The Internet we have gives a clue to
Paraguay's resources that enable them to share Gods tent together. The
society that has been developed through war and violence and poverty has
held at its core hospitality, caring and sharing. I remember reading the
Grape of Wrath when I was at school,. And being struck by the quote by
the mother of the poor and disenfranchised family saying: whenever
you’re in need or trouble, go to poor people. They are the ones that
will help. Just today in the courtyard, I was talking to one of my
Indigenous friends who often spends time on the lawns, and who has at
times talked to me about her efforts to get off the drink. She was
complaining about a friend who had come to stay with her, ate her food,
drank her beer, smoked her cigarettes. She’d seen him again one pay day
in the supermarket, and he’d high tailed it the other way, to avoid
having to give to her, when she asked him to share his money. That’s not
right, she said. She had done the right thing, sharing all she had: now
it was his turn to reciprocate. Ask poor people for help: their world
depends on sharing with those in need, and the expectation that they
will share with you when you are in need. After all, we are all in this
life together. We are all intimately connected under the one tent of
God; we all have need of each other.
The story we heard of Abraham and Sarah
reinforces hospitality as that social glue that keeps us living
peaceably together. Abraham did not know it was the Lord. In fact he saw
three strangers approaching in the midday sun. He did not baulk: he
offered not his lunch leftovers, but the best of what he had to them.
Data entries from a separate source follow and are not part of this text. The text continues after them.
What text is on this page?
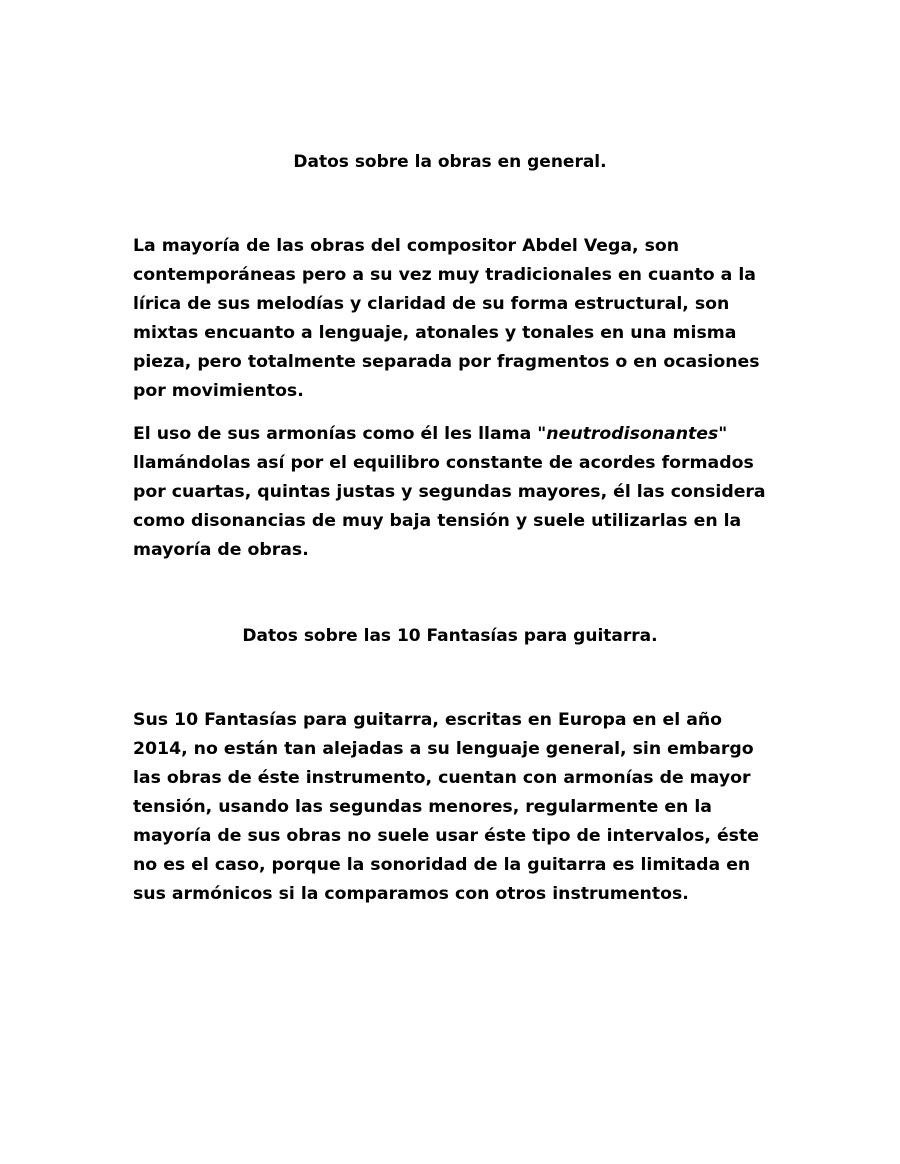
Datos sobre la obras en general.

La mayoría de las obras del compositor Abdel Vega, son contemporáneas pero a su vez muy tradicionales en cuanto a la lírica de sus melodías y claridad de su forma estructural, son mixtas encuanto a lenguaje, atonales y tonales en una misma pieza, pero totalmente separada por fragmentos o en ocasiones por movimientos.

El uso de sus armonías como él les llama "neutrodisonantes" llamándolas así por el equilibro constante de acordes formados por cuartas, quintas justas y segundas mayores, él las considera como disonancias de muy baja tensión y suele utilizarlas en la mayoría de obras.

Datos sobre las 10 Fantasías para guitarra.

Sus 10 Fantasías para guitarra, escritas en Europa en el año 2014, no están tan alejadas a su lenguaje general, sin embargo las obras de éste instrumento, cuentan con armonías de mayor tensión, usando las segundas menores, regularmente en la mayoría de sus obras no suele usar éste tipo de intervalos, éste no es el caso, porque la sonoridad de la guitarra es limitada en sus armónicos si la comparamos con otros instrumentos.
Abraham was quick to embrace the stranger, as he had been to embrace
Melkizidech in the previous chapter, breaking bread with the priest of
another faith, and exchanging blessings. When Abraham and Sarah offer
hospitality to these strangers, in return, they offered him a
blessing…children to he and Sarah in their old age. Of course Sarah
laughed: she laughed at God. Impossible! But the blessing was
reiterated: they had opened their home to the strangers, and in return
they would become a great nation. They shared hospitality…and a people
would be born of the heritage of that encounter.
The implications for us are fairly clear.
Hospitality – sharing our homes, our hearts, our families, ourselves –
with those we think of as different to ourselves, is the way we manage
to live together under the one tent that God spreads over us. Gods
mantle of love is wide enough to embrace us all, as vast as the land in
which we live, as wide as the sky that covers us all.
When we, or our forebears, came here as
strangers to this Arrernte country, it was the hospitality of country
and its peoples that kept us here, and bound us into this place and each
other. In a very real way, the Arrernte people continue to extend
hospitality to strangers here; in return, strangers have become family
and together have created a new nation here, that is learning to live
together in peace under the one tent. It is not easy, and sometimes it
is not comfortable. But we are becoming, with help from the one spirit
of God, united under Gods tent. Amen.